Daf Mag | Covid19 et cessation de paiement : quelles sont les options ?
Daf Mag | Covid19 et cessation de paiement : quelles sont les options ?
Par Julie Cittadini, avocate associée
Dans le contexte de dégradation de la situation économique liée à la crise sanitaire, plusieurs stratégies sont ouvertes pour préserver l’entreprise et gérer avec mesure les difficultés.
Au printemps 2020, après le premier confinement, plusieurs grandes enseignes, notamment de l’habillement et de l’ameublement, ont fait part de leur entrée dans des procédures de redressement judiciaire voire de leur faillite annoncée. Pour certaines d’entre elles les difficultés préexistaient, pour d’autres, elles sont incontestablement la conséquence de la crise sanitaire.
L’équipe dirigeante confrontée à ses difficultés se doit de limiter les risques dans le cadre du meilleur scénario adapté à la poursuivre d’une activité pérenne.

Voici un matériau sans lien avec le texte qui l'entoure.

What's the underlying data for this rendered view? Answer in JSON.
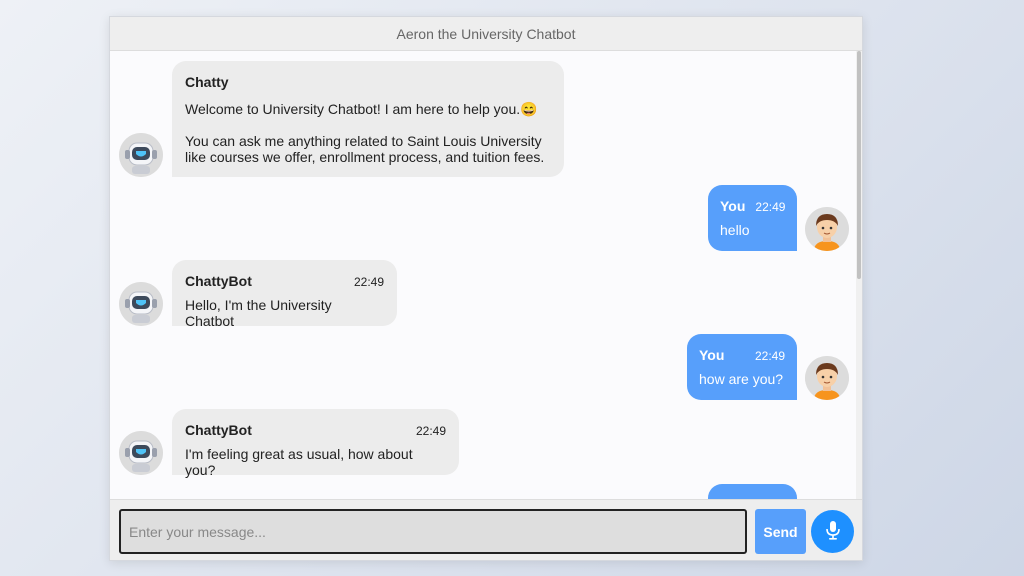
{
  "header": {
    "title": "Aeron the University Chatbot"
  },
  "messages": [
    {
      "sender": "Chatty",
      "time": "",
      "lines": [
        "Welcome to University Chatbot! I am here to help you."
      ],
      "emoji": "😄",
      "extra": [
        "You can ask me anything related to Saint Louis University",
        "like courses we offer, enrollment process, and tuition fees."
      ]
    },
    {
      "sender": "You",
      "time": "22:49",
      "text": "hello"
    },
    {
      "sender": "ChattyBot",
      "time": "22:49",
      "text": "Hello, I'm the University Chatbot"
    },
    {
      "sender": "You",
      "time": "22:49",
      "text": "how are you?"
    },
    {
      "sender": "ChattyBot",
      "time": "22:49",
      "text": "I'm feeling great as usual, how about you?"
    }
  ],
  "input": {
    "placeholder": "Enter your message...",
    "value": ""
  },
  "buttons": {
    "send_label": "Send",
    "mic_icon": "microphone-icon"
  },
  "icons": {
    "bot_avatar": "robot-avatar-icon",
    "user_avatar": "user-avatar-icon"
  },
  "colors": {
    "user_bubble": "#579ffb",
    "bot_bubble": "#ececec",
    "mic_button": "#1e90ff",
    "header_bg": "#eeeeee"
  }
}
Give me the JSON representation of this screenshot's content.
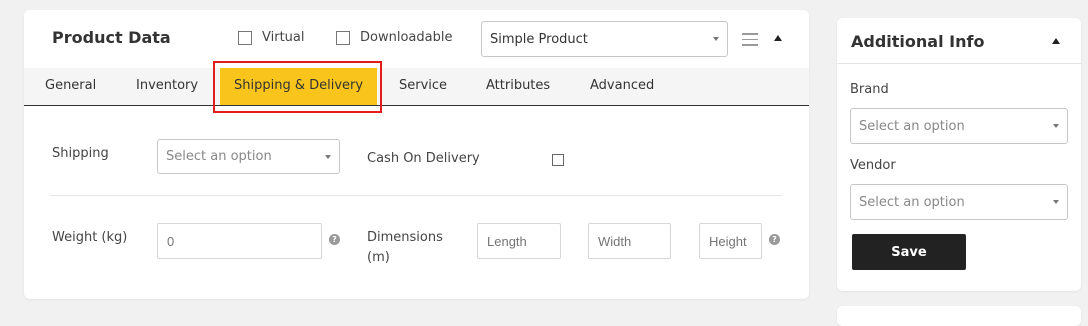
{
  "product_data": {
    "title": "Product Data",
    "virtual_label": "Virtual",
    "downloadable_label": "Downloadable",
    "product_type": "Simple Product",
    "tabs": [
      {
        "label": "General"
      },
      {
        "label": "Inventory"
      },
      {
        "label": "Shipping & Delivery",
        "active": true
      },
      {
        "label": "Service"
      },
      {
        "label": "Attributes"
      },
      {
        "label": "Advanced"
      }
    ],
    "shipping": {
      "shipping_label": "Shipping",
      "shipping_placeholder": "Select an option",
      "cod_label": "Cash On Delivery",
      "weight_label": "Weight (kg)",
      "weight_placeholder": "0",
      "dimensions_label_line1": "Dimensions",
      "dimensions_label_line2": "(m)",
      "length_placeholder": "Length",
      "width_placeholder": "Width",
      "height_placeholder": "Height"
    }
  },
  "additional_info": {
    "title": "Additional Info",
    "brand_label": "Brand",
    "brand_placeholder": "Select an option",
    "vendor_label": "Vendor",
    "vendor_placeholder": "Select an option",
    "save_label": "Save"
  },
  "colors": {
    "active_tab": "#f9c51c",
    "highlight_border": "#e31d1d",
    "save_button": "#222222"
  },
  "icons": [
    "checkbox-icon",
    "dropdown-caret-icon",
    "hamburger-icon",
    "collapse-caret-icon",
    "help-icon"
  ]
}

1. Recours aux procédures de prévention des difficultés
Les entreprises en mesure d’anticiper un état de cessation des paiements peuvent solliciter le recours à des procédures de prévention des difficultés, à savoir la conciliation et le mandat ad hoc.

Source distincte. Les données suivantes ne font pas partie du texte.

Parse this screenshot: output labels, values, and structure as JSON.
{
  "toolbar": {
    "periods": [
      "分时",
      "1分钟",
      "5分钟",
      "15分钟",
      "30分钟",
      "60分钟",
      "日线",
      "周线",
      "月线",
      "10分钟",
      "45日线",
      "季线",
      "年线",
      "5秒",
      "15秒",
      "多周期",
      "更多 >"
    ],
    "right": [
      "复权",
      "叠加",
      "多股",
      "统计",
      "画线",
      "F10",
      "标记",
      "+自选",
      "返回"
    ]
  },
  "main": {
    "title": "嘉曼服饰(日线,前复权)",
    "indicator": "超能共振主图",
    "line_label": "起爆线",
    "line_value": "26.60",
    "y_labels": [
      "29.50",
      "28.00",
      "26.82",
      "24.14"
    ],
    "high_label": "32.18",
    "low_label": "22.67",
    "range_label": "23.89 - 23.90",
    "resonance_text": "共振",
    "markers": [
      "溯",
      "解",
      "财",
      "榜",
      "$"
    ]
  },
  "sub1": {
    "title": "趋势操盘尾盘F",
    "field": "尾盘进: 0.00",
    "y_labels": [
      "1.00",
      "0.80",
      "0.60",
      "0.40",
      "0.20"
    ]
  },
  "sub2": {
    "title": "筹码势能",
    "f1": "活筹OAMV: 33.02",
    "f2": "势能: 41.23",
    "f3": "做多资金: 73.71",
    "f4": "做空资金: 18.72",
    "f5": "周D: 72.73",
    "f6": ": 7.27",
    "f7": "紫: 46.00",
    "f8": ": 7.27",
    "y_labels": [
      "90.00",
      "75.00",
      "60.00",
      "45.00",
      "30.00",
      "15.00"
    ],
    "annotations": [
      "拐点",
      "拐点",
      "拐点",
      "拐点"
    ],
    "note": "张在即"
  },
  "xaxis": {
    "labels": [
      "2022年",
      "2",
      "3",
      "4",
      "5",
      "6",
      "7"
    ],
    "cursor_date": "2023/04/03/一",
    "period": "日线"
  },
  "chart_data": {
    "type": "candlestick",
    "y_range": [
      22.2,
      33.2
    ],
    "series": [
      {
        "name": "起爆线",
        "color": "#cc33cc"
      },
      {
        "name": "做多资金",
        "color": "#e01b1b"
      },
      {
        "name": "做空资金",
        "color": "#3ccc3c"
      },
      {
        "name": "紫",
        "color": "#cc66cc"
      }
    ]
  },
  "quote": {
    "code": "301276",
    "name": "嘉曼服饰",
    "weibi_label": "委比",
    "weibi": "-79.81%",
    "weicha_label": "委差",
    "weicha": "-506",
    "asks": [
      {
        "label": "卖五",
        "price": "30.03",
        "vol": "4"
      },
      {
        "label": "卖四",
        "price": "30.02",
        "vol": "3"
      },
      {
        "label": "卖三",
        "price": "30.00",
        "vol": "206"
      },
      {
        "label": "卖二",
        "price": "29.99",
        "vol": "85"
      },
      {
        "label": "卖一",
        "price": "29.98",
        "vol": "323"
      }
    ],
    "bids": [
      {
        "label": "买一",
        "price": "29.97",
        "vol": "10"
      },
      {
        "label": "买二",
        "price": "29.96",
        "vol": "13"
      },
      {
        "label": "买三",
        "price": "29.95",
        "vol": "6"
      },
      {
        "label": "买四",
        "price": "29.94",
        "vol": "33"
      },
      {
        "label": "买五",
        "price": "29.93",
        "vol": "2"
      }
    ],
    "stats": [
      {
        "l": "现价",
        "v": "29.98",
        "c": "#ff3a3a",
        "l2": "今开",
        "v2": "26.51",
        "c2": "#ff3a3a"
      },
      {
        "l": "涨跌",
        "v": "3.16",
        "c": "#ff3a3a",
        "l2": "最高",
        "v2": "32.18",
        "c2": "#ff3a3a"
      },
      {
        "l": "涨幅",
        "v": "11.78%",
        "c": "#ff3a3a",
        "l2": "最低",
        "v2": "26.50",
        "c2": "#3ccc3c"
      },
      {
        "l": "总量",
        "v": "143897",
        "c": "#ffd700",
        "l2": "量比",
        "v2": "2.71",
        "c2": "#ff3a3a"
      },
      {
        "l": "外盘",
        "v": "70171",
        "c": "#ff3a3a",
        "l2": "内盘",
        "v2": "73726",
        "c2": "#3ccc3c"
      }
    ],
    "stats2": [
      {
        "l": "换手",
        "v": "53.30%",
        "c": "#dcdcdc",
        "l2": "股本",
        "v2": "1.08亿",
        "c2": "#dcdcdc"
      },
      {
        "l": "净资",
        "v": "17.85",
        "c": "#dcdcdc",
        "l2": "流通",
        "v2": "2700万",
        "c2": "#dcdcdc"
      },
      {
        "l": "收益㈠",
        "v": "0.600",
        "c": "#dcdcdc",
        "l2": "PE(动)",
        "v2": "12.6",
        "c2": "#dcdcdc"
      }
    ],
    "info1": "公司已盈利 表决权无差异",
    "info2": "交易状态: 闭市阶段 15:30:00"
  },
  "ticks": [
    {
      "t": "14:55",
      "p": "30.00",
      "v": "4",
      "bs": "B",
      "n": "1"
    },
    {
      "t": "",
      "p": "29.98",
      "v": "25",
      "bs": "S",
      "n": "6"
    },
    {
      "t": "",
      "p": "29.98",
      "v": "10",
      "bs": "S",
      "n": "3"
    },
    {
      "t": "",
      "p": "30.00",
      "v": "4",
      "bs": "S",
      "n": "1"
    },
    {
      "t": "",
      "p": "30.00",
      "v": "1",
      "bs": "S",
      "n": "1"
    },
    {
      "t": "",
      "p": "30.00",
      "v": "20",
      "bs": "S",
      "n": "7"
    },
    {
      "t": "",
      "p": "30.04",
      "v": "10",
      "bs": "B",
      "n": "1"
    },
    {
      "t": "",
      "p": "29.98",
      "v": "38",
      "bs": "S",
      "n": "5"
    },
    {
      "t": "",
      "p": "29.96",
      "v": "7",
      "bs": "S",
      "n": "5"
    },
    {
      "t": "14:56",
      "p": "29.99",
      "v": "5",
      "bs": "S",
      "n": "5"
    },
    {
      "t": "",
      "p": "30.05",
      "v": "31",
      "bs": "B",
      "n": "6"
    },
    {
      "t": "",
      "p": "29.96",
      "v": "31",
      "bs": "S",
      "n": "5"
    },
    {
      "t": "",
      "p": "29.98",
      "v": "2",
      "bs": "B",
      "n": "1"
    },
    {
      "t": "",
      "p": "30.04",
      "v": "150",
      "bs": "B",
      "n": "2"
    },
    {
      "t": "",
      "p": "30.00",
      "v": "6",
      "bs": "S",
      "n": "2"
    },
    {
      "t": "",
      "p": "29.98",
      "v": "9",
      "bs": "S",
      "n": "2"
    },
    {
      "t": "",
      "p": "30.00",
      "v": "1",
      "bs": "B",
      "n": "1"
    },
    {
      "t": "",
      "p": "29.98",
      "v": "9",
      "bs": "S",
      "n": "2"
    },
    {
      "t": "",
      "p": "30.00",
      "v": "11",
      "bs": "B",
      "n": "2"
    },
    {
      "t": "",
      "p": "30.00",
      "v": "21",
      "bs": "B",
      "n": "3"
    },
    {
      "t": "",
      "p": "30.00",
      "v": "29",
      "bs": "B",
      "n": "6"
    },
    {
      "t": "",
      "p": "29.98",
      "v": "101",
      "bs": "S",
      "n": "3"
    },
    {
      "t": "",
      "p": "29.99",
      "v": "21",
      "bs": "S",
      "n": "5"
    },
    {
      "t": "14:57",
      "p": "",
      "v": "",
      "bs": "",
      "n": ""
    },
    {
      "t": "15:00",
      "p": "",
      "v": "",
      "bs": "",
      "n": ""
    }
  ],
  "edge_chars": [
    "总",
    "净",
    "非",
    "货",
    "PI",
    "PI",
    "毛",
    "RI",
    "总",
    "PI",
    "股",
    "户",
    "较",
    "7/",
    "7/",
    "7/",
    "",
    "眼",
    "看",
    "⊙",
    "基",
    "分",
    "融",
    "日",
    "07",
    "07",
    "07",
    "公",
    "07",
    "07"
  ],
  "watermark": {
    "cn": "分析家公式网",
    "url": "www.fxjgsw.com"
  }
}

Ces procédures ont l’avantage d’être confidentielles, et permettent aux dirigeants d’être assistés d’un professionnel (le conciliateur ou le mandataire ad hoc) dans les négociations de dettes avec leurs créanciers principaux. Enfin, les accords et mesures obtenus à l’issue de ces procédures sont sécurisés juridiquement, en particulier ceux négociés dans le cadre de la conciliation, en ce qu’ils seront passés sous le contrôle d’un juge, limitant nécessairement leur remise en cause future.
Il convient pour les dirigeants d’anticiper au plus juste un éventuel état de cessation des paiements, car une fois celle-ci établie, les entreprises concernées ne pourront alors que se tourner vers des procédures collectives judiciaires, où le dirigeant se voit dans la plupart des cas totalement dépossédé de la gestion de son entreprise.
2. Recours aux passerelles » prepack cession «
Les procédures préventives présentent également l’avantage de permettre aux entreprises de définir les conditions d’un éventuel prepack cession : le dirigeant pourra, en accord avec le mandataire ad hoc ou le conciliateur, déterminer de manière confidentielle avec ses créanciers principaux, les conditions d’une cession de tout ou partie des actifs de l’entreprise, qui sera mise en oeuvre ultérieurement dans le cadre d’une procédure collective judiciaire (de redressement ou de liquidation).
En particulier, le conciliateur ou le mandataire ad hoc recherchera, pendant la durée de la procédure préventive, des candidats cessionnaires aux actifs que l’entreprise entend céder dans le cadre d’une restructuration plus globale visant à assainir la situation financière de celle-ci.
Une fois les modalités du plan de cession définies, le tribunal ouvrira, sur demande du débiteur, une procédure collective au cours de laquelle la cession envisagée sera prononcée.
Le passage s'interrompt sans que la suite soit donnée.